It’s 7 a.m. on Saturday morning and your phone starts ringing. Who could it be but your mom stressing about the latest doomsday email forward in her inbox? You roll your eyes and thank the good heavens you’re not a worrywart like your mother … until three days later when you find yourself losing sleep over what you’d do if that new computer virus did wipe out your hard drive.
Can a predisposition to worry be inherited? Scientists say yes. Genetics could help explain why many people are predisposed to anxiety and why worrying is more natural than we think.
It’s in the Genes
The nature versus nurture debate is nothing new, but since the mapping of the human genome (as well as the genomes of our furry lab friends), scientists are increasingly finding that some personality traits are encoded in our DNA. Studies in the past ten years have identified genetic profiles associated with common anxiety disorders, like Generalized Anxiety Disorder (GAD), Social Anxiety Disorder (SAD), Panic Disorder (PD), and Obsessive Compulsive Disorder (OCD). There’s not one specific gene that causes anxiety, but combinations of genes seem to be at play.

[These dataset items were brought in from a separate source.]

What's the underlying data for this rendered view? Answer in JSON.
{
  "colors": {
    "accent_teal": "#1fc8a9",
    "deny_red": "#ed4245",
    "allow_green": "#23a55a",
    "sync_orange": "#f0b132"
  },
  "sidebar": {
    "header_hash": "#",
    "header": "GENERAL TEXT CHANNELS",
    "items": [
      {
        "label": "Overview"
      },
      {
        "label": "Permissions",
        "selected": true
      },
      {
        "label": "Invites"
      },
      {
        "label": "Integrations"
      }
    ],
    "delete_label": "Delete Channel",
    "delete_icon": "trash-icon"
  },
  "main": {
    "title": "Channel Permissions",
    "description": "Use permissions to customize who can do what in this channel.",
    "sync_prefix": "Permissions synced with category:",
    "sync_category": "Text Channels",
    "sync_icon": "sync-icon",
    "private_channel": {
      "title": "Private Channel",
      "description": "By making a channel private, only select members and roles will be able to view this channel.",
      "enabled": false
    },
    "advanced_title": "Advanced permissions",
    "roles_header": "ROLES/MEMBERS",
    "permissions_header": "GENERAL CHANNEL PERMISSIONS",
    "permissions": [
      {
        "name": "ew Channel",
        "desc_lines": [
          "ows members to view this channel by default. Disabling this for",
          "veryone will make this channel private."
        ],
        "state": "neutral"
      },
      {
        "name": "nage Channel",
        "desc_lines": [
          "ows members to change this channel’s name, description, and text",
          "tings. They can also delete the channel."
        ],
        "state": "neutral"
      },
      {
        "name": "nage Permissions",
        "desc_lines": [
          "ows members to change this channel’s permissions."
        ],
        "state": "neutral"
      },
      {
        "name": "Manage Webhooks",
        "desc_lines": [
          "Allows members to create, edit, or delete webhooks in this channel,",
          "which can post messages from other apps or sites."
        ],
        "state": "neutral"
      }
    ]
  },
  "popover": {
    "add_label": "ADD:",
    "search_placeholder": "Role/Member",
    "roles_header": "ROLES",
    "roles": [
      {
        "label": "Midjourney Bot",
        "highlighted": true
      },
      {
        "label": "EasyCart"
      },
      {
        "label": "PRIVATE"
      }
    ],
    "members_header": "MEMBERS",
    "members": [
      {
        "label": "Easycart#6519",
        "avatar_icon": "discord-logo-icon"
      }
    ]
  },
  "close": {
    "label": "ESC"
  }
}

In late 2007, Yale researchers published a study identifying a gene variation associated with chronic worry and overthinking (what they call “rumination”). Last year, a team at Massachusetts General Hospital found a gene variation associated with SAD. Findings like these would explain why children of a parent with SAD are two to three times more likely to have the disorder; children of a parent with panic disorder are up to eight times more likely to exhibit PD.
Other Factors
This doesn’t mean Mother Nature has won the great debate. Scientists agree that genes aren’t the only things at work when it comes to worry. Environmental factors and trauma can also greatly affect a person’s ability to process anxiety and fear. Some of these include low levels of maternal care, childhood trauma, fear conditioning, brain injury, and even strep infections. Genes and the environment are working together. A new study by Swedish and German researchers in Psychological Science shows that participants with specific versions of two genes were more likely to develop fear of external stimuli and less able to overcome that fear, potentially leading to increased anxiety.